The Atlanta Federal Reserve Board recently said this: “Relative marginal tax rates have a statistically significant negative relationship with relative state growth.” In other words -high income tax rates slow the growth of people’s paychecks and low rates raise them.

In fact, 41 million Americans “voted with their feet” by moving out of high-tax states and into low-tax states over the last 15 years. They wanted more time out of the shoebox filled with receipts and more time in imagining, creating and implementing ideas - all foundational to wealth creation.

For the last four years we have tried to lower the income tax and as a result we were able to get the first cut to the marginal rate in our state’s history as we cut the rate from seven to five percent for small businesses. Unfortunately the head of Senate Finance has been against going further because of hypothetical cuts to government revenue - and so under the category of 1000 ways to skin a cat, we are proposing a different approach.

It harnesses three thoughts – the first of which is the need to expand individual freedom, time and initiative in Friedman’s flat world; second, the simplicity of a flat tax; and third an incredible push by a range of interests groups in our state to raise the cigarette tax. 

Our proposal would simply allow an individual the choice to either pay taxes at the current seven percent, or forgo exemptions and pay 3.4 percent. The choice would be the taxpayers’, and it allows you to avoid the endless debates that stall tax reform. Most people like the idea of moving to a flat tax, but the general public does not drive the inner workings of the tax writing process. Those debates are driven by a long list of constituencies that lose or make money with each exemption in the code, and these voices collectively make changes to our overall code near impossible.
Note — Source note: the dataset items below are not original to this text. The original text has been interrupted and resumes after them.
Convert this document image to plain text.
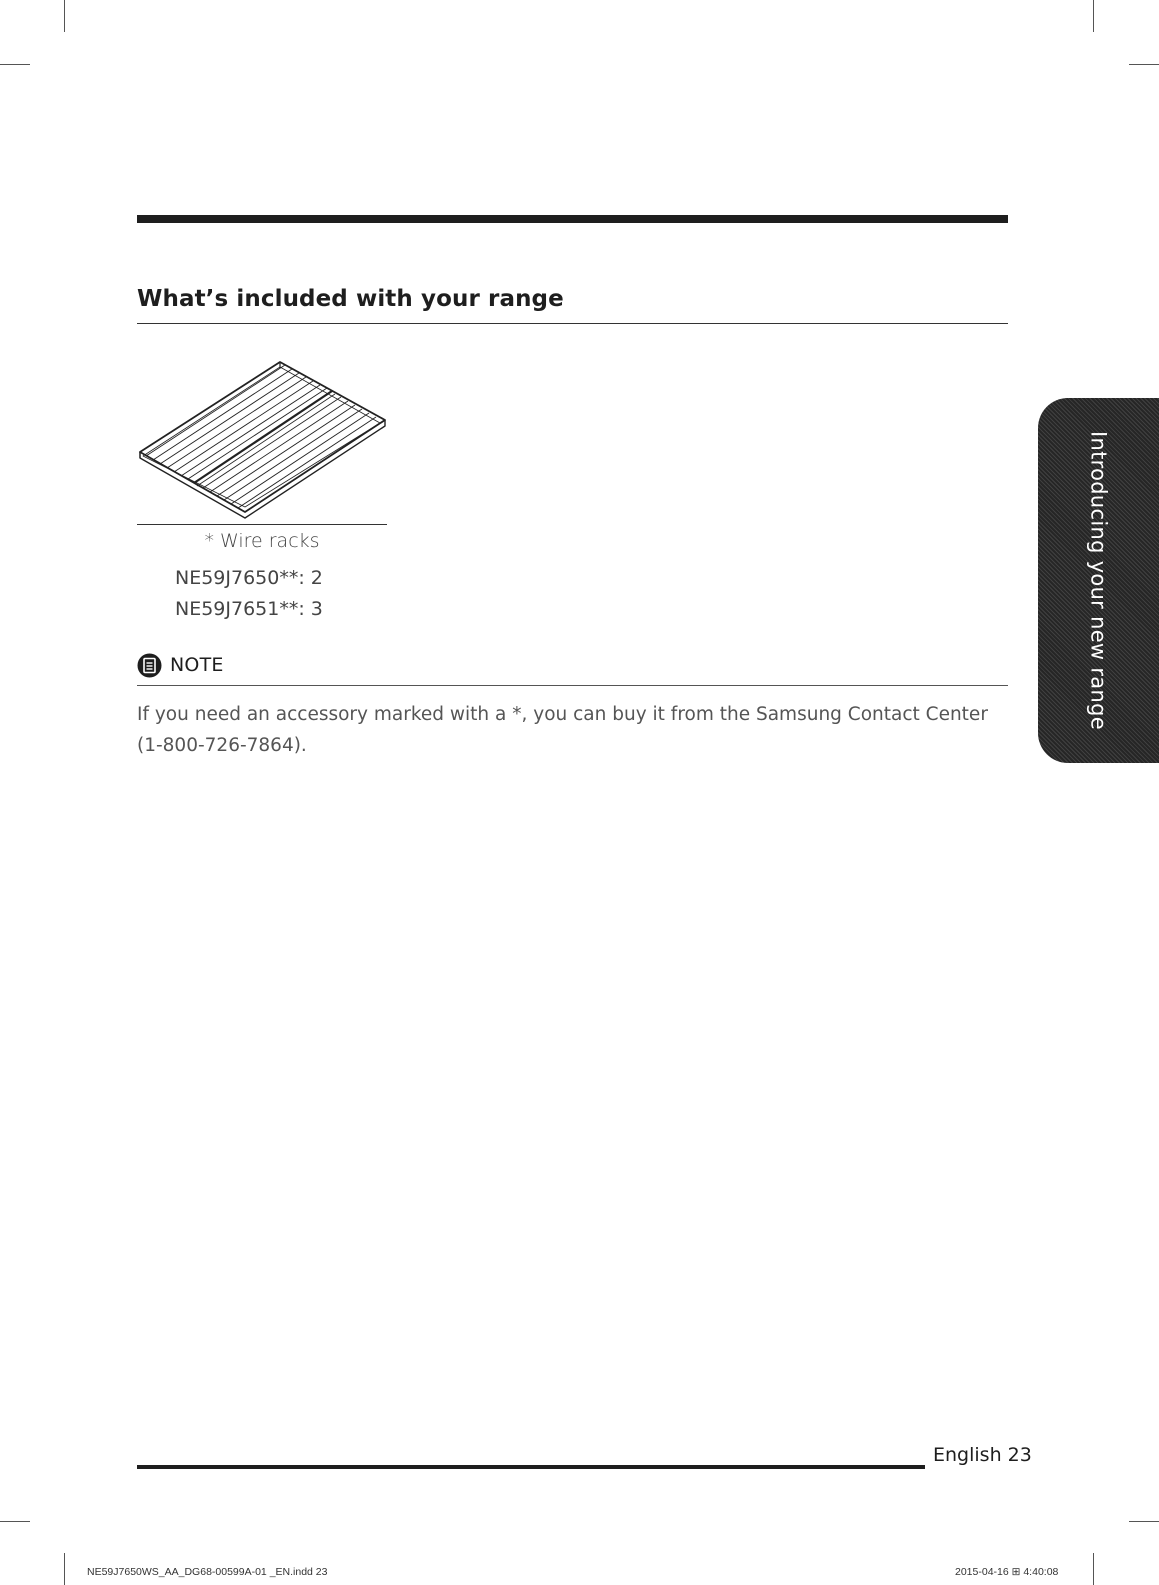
What’s included with your range
* Wire racks
NE59J7650**: 2
NE59J7651**: 3
NOTE

If you need an accessory marked with a *, you can buy it from the Samsung Contact Center (1-800-726-7864).

Introducing your new range
English 23
NE59J7650WS_AA_DG68-00599A-01 _EN.indd 23	2015-04-16 ⊞ 4:40:08
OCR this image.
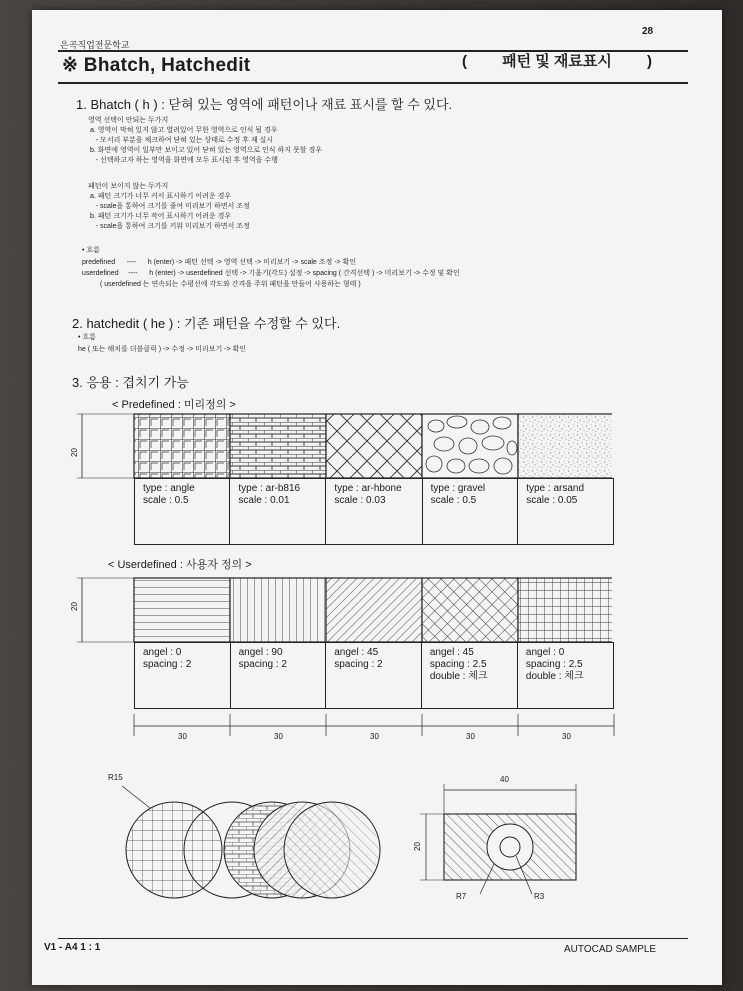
28
은곡직업전문학교
※ Bhatch, Hatchedit
(	패턴 및 재료표시 )
1. Bhatch ( h ) : 닫혀 있는 영역에 패턴이나 재료 표시를 할 수 있다.
영역 선택이 안되는 두가지
a. 영역이 막혀 있지 않고 열려있어 무한 영역으로 인식 될 경우
- 모서리 부분을 체크하여 닫혀 있는 상태로 수정 후 재 실시
b. 화면에 영역이 일부만 보이고 있어 닫혀 있는 영역으로 인식 하지 못할 경우
- 선택하고자 하는 영역을 화면에 모두 표시된 후 영역을 수행
패턴이 보이지 않는 두가지
a. 패턴 크기가 너무 커서 표시하기 어려운 경우
- scale을 통하여 크기를 줄여 미리보기 하면서 조정
b. 패턴 크기가 너무 작어 표시하기 어려운 경우
- scale을 통하여 크기를 키워 미리보기 하면서 조정
• 흐름
predefined      ----      h (enter) -> 패턴 선택 -> 영역 선택 -> 미리보기 -> scale 조정 -> 확인
userdefined     ----      h (enter) -> userdefined 선택 -> 기울기(각도) 설정 -> spacing ( 간격선택 ) -> 미리보기 -> 수정 및 확인
( userdefined 는 연속되는 수평선에 각도와 간격을 주워 패턴을 만들어 사용하는 형태 )
2. hatchedit ( he ) : 기존 패턴을 수정할 수 있다.
• 흐름
he ( 또는 해치를 더블클릭 ) -> 수정 -> 미리보기 -> 확인
3. 응용 : 겹치기 가능
< Predefined : 미리정의 >
20
type : angle
scale : 0.5

type : ar-b816
scale : 0.01

type : ar-hbone
scale : 0.03

type : gravel
scale : 0.5

type : arsand
scale : 0.05
< Userdefined : 사용자 정의 >
20
angel : 0
spacing : 2

angel : 90
spacing : 2

angel : 45
spacing : 2

angel : 45
spacing : 2.5
double : 체크

angel : 0
spacing : 2.5
double : 체크
30	30	30	30	30
R15	40
20
R7	R3
V1 - A4 1 : 1	AUTOCAD SAMPLE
So our reform is premised on what we all seem to want these days – a choice. This is where the cigarette tax comes in, because rather than taking that money to grow government we apply it to lowering the marginal rate. And since all taxes are not created equally, raising our lowest in the nation cigarette tax of 7 cents a pack by a relatively modest 30 cents to us seems good policy. This is particularly true in our instance since anything that does not keep the haul to government the same is dead on arrival with the head of Senate finance – and this proposal simply swaps the money from the cigarette tax for the income tax. This is also true because if the cigarette tax is bound to go up – the only question is what for, more government or a lower tax option? 

A 3.4 percent flat tax would mean that people in the top income bracket – in our case those making more than $12,850 per year  – could see their income tax rate cut by half.

In short, a lowered and flattened tax represents a significant step towards making our economy more attractive, and in this debate it would be hard to improve on the words of Rhode Island House Speaker William Murphy – a Democrat. The goal of the flat tax, he said, “is to put more money directly in people’s pockets both by giving relief to those who need it and by making Rhode Island a more attractive place for business.”

Given the importance of human imagination, and the freedom necessary to see it flourish - not to mention the fact that we’re now competing against economies literally all over the world - the time to re-think our tax structure is now. The flat tax seems a great place to start because I believe systems that maximize human freedom win - and that this would be a win for South Carolina. What you think will drive what comes next on this, and so I’d ask you make your voice heard in the flat tax debate.